While repeating US condemnation of the insurgent attacks, he added: "No provocation can justify the horrendous atrocities that have ensued."

Myanmar's 2-year-old government, led by Nobel Peace Prize laureate Aung San Suu Kyi, has faced heavy international criticism for its response to the crisis, though it has no control over the generals with whom it shares power.

"It’s not a situation that is completely under her authority, but certainly we are counting on her to show leadership and also to work through the civilian government with the military to address the crisis," a senior US official told reporters in a conference call.

The term "ethnic cleansing" is not defined in international or US law and does not inherently carry specific consequences, a second senior US official said on the call.

Murray Hiebert, a Southeast Asia analyst with the Center for Strategic and International Studies think tank in Washington, said the State Department's use of the term and threat of sanctions "will likely have limited to no impact on the ground".

"It is likely to create more distrust between the United States and Myanmar's military and government and push them closer to China, Russia, and its more authoritarian neighbours in Southeast Asia," he added.

A top UN official in September described the military actions as a textbook case of "ethnic cleansing," but the United States until Wednesday had avoided the term.

Washington has sought to balance its wish to nurture the civilian government in Myanmar, where it competes for influence with China, with its desire to hold the military accountable for the abuses. US officials also worry that the mistreatment of the Rohingya Muslim minority may fuel radicalism.

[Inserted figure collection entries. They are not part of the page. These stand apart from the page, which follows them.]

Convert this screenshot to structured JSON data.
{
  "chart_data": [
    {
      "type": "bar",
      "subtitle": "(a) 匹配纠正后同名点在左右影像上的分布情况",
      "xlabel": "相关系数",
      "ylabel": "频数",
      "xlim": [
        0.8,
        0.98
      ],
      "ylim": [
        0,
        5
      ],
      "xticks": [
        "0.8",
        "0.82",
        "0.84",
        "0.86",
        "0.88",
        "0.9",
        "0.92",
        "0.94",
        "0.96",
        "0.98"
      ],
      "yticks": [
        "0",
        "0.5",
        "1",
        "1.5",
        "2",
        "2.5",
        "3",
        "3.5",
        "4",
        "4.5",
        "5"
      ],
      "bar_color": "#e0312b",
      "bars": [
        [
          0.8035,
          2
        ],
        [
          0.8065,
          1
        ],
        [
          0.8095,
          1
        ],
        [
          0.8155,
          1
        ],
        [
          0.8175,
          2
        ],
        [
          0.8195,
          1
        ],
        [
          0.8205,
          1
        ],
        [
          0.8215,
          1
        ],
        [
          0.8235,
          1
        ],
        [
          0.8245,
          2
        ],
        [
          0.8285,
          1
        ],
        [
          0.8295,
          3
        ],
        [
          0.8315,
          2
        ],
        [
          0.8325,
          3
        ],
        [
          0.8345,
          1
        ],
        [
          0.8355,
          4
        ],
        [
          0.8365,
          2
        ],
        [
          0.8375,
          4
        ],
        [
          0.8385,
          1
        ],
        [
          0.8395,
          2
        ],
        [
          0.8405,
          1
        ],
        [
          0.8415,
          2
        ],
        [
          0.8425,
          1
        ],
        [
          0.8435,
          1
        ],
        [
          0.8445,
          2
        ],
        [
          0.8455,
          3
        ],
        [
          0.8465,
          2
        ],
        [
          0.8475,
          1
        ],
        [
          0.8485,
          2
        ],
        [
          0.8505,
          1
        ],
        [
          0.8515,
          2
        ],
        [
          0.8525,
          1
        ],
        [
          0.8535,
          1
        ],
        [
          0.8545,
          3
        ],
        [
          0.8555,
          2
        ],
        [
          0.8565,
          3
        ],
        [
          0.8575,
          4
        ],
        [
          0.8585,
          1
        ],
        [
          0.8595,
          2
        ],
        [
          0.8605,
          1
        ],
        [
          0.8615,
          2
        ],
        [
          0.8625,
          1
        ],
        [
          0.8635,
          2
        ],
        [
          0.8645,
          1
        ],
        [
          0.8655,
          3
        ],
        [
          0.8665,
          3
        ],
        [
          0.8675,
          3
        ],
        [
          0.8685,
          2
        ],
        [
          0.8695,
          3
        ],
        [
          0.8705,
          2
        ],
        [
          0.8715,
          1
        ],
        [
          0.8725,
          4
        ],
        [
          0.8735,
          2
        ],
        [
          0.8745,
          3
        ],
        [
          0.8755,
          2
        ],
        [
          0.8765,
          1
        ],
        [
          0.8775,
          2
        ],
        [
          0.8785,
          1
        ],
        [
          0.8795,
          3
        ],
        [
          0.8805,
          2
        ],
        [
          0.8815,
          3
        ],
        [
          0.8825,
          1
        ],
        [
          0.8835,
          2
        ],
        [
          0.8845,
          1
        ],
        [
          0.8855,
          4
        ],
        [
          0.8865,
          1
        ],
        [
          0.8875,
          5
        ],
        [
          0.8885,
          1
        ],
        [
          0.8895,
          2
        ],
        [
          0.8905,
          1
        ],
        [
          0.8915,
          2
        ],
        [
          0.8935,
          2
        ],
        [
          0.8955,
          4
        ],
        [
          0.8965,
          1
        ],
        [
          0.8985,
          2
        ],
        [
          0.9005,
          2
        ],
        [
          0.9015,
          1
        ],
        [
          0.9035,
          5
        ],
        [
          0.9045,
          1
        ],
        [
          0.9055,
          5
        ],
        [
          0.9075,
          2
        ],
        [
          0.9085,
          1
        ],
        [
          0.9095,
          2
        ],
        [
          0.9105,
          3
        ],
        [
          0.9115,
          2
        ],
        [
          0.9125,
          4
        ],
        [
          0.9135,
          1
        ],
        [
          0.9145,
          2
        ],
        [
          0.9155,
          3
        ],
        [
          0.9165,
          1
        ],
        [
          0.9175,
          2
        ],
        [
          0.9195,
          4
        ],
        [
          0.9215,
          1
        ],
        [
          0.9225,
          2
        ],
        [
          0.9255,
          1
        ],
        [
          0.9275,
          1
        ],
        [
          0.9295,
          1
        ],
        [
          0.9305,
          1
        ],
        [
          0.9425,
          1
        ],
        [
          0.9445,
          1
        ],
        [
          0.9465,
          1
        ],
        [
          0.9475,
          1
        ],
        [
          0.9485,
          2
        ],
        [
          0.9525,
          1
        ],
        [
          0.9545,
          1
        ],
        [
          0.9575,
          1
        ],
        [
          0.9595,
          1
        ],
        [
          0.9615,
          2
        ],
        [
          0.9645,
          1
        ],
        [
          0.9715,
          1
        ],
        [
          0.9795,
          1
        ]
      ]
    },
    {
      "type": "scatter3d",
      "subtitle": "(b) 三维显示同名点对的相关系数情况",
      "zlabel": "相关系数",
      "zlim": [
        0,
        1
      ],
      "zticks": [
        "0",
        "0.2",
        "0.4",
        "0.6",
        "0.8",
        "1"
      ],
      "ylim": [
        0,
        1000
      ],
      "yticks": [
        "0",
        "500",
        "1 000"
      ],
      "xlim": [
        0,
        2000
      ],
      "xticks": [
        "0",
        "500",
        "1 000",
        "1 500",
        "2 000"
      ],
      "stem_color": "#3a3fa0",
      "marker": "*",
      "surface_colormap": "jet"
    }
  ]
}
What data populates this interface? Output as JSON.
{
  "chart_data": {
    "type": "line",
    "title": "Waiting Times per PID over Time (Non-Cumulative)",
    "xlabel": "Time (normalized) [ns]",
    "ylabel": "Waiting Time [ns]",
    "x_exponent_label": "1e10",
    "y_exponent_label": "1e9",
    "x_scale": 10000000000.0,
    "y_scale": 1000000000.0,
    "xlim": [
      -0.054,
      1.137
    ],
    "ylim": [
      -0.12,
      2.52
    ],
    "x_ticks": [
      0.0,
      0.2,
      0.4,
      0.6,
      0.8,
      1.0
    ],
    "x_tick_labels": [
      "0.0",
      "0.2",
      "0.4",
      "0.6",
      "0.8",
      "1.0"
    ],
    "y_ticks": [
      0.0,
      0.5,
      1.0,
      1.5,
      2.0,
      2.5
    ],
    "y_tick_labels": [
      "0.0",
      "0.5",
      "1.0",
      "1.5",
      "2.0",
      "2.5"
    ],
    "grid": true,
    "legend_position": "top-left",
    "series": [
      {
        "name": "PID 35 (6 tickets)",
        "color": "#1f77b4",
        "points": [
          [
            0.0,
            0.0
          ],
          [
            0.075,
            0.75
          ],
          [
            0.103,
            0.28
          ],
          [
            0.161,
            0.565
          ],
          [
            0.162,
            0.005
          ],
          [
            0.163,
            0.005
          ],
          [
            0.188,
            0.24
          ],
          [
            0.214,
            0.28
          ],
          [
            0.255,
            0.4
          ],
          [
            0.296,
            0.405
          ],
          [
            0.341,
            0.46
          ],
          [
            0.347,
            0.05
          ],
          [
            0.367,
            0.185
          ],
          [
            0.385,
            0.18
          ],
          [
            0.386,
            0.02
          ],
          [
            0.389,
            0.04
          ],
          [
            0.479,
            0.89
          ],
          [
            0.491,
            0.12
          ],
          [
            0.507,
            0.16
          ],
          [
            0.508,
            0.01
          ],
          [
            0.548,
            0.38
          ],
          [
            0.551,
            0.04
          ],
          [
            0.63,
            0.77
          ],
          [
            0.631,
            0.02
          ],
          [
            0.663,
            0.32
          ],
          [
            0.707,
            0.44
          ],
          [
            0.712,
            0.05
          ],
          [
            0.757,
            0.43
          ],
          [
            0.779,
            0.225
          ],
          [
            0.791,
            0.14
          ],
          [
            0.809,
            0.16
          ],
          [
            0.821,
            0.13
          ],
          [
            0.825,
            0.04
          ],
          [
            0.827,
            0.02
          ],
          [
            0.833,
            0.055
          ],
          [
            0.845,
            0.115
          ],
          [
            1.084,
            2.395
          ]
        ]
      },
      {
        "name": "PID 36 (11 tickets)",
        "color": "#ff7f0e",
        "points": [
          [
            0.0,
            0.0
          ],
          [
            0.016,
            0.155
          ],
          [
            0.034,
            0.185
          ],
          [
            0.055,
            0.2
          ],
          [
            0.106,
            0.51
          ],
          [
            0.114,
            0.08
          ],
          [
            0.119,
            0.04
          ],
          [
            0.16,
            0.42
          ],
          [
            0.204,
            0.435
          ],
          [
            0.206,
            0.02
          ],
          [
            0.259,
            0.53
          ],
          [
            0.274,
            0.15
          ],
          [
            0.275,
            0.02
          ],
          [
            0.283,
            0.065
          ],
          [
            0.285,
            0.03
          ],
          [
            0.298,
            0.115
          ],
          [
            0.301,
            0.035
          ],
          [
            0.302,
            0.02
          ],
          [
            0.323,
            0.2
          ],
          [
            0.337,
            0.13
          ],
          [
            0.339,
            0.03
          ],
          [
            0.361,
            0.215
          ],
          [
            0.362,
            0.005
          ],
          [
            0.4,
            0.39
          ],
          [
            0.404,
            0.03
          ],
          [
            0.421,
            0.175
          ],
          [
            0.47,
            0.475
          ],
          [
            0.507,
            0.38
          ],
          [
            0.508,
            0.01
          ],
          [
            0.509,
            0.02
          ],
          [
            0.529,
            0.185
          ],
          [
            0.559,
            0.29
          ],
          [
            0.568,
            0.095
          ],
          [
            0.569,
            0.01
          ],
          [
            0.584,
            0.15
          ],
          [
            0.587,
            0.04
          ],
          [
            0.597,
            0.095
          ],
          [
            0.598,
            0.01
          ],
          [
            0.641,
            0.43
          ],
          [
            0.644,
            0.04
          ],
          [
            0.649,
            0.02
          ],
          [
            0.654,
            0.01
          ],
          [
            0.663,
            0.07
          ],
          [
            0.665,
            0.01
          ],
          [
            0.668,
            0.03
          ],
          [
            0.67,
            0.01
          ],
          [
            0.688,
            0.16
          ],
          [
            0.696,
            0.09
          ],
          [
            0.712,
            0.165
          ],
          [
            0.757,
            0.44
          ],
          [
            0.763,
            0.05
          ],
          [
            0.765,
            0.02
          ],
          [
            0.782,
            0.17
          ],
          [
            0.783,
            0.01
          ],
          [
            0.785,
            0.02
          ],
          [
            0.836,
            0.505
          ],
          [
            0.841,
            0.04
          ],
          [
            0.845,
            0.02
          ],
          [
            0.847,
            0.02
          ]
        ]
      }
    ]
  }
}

Congressional pressure for a tougher US response to the Rohingya crisis mounted before President Donald Trump's first visit to Asia this month to attend a summit of Southeast Asian countries, including Myanmar, in Manila.

US government sources told Reuters in October that officials were preparing a recommendation for Tillerson that would define the military-led campaign against the Rohingya as ethnic cleansing, which could spur new sanctions.

In early November, US lawmakers proposed targeted sanctions and travel restrictions on Myanmar military officials.

Rights group Amnesty International called for a comprehensive arms embargo against Myanmar as well as targeted financial sanctions against senior Myanmar military officials.